The pro-embryonic stem cell activist and liberal actor Michael J. Fox is having a change of heart on the controversial bioethics topic.
During the 2006 midterm elections, Fox endorsed then-Senate candidate Claire McCaskill of Missouri in a controversial commercial. Fox endorsed McCaskill primarily because she supported embryonic stem cell research. Fox said this research “could provide a cure for his Parkinson’s disease” even though studies indicating rats injected with embryonic stem cells showed signs of developing malignant tumors in their brains.
According to the New Scientist, The Michael J. Fox Foundation has shifted its emphasis in recent years from embryonic stem cell research, because, as the Foundation’s chief scientific adviser Gene Johnson of Washington University in St. Louis said, “using stem cells as therapeutic agents is a very complicated process.” Some of these complications include:
Obstacles include working out how to get transplanted cells to integrate into the brain, and developing “off-the-shelf” cell lines that can be used for any recipient.
Meanwhile, other avenues are speeding towards clinical trials.
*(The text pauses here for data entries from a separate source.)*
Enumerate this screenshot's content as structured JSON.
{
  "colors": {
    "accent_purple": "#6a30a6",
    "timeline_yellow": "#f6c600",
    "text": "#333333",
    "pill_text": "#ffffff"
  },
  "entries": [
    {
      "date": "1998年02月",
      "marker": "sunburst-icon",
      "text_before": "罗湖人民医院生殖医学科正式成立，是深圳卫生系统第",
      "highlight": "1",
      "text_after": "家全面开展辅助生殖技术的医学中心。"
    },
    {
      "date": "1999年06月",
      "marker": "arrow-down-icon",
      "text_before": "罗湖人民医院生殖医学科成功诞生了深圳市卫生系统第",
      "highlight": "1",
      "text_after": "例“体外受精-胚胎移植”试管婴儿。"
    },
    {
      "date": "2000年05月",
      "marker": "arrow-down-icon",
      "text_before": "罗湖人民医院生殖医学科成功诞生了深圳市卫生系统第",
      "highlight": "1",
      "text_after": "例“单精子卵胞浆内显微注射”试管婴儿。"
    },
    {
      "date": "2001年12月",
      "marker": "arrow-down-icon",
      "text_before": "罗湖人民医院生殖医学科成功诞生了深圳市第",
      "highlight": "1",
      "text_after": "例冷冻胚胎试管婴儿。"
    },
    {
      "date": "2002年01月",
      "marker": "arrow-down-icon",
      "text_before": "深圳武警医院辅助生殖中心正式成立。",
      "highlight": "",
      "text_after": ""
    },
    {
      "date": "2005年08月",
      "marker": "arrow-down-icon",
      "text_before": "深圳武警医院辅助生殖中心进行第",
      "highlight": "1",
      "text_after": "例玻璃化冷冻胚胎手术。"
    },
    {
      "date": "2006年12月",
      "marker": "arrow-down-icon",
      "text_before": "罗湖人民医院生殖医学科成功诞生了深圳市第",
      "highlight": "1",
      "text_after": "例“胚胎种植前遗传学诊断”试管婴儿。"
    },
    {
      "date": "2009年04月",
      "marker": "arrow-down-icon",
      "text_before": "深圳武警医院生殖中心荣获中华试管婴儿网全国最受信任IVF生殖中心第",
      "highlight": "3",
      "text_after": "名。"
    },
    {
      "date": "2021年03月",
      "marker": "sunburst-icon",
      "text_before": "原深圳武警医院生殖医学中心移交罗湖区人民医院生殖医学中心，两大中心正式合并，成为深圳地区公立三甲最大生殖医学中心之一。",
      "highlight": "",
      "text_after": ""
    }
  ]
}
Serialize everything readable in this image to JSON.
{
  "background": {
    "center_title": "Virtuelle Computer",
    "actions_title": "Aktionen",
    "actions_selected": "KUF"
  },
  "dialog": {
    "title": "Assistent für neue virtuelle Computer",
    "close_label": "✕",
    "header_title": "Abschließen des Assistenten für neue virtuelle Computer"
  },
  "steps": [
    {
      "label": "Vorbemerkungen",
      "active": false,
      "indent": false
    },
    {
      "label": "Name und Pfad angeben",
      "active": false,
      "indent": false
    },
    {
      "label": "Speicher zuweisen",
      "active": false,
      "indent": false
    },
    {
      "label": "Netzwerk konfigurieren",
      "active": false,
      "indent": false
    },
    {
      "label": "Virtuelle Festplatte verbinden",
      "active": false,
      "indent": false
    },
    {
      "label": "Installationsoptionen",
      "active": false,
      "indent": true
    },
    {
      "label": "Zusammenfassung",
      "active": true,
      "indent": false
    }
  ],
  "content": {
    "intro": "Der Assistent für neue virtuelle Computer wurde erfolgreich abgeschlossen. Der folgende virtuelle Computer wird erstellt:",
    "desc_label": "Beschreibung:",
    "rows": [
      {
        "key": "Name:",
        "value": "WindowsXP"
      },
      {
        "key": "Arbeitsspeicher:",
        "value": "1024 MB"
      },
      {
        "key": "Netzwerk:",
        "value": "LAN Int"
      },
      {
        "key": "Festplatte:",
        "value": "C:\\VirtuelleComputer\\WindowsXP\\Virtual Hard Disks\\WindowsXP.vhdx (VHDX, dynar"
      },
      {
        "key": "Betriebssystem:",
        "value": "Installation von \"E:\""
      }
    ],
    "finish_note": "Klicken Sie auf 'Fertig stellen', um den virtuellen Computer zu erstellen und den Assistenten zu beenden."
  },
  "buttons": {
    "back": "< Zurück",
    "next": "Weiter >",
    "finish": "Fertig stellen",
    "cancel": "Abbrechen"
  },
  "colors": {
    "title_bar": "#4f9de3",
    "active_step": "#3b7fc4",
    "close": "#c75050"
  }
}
These include neurotrophic factors – proteins that promote the survival of nerve cells – as well as antibodies that target the alpha-synuclein protein, which may be a cause of the brain damage seen in Parkinson’s.
Fox recently told ABC News that “there have been some issues with stem cells” and that even though “an answer may still come from stem cell research, it is more than likely to come from another area.”
What now seems like a misguided endorsement of McCaskill without the facts in 2006 has already done damage, as the Senate gained one more liberal politician. It seems safe to assume Fox will not cut a similar advertisement on behalf of McCaskill when she is up for reelection this fall.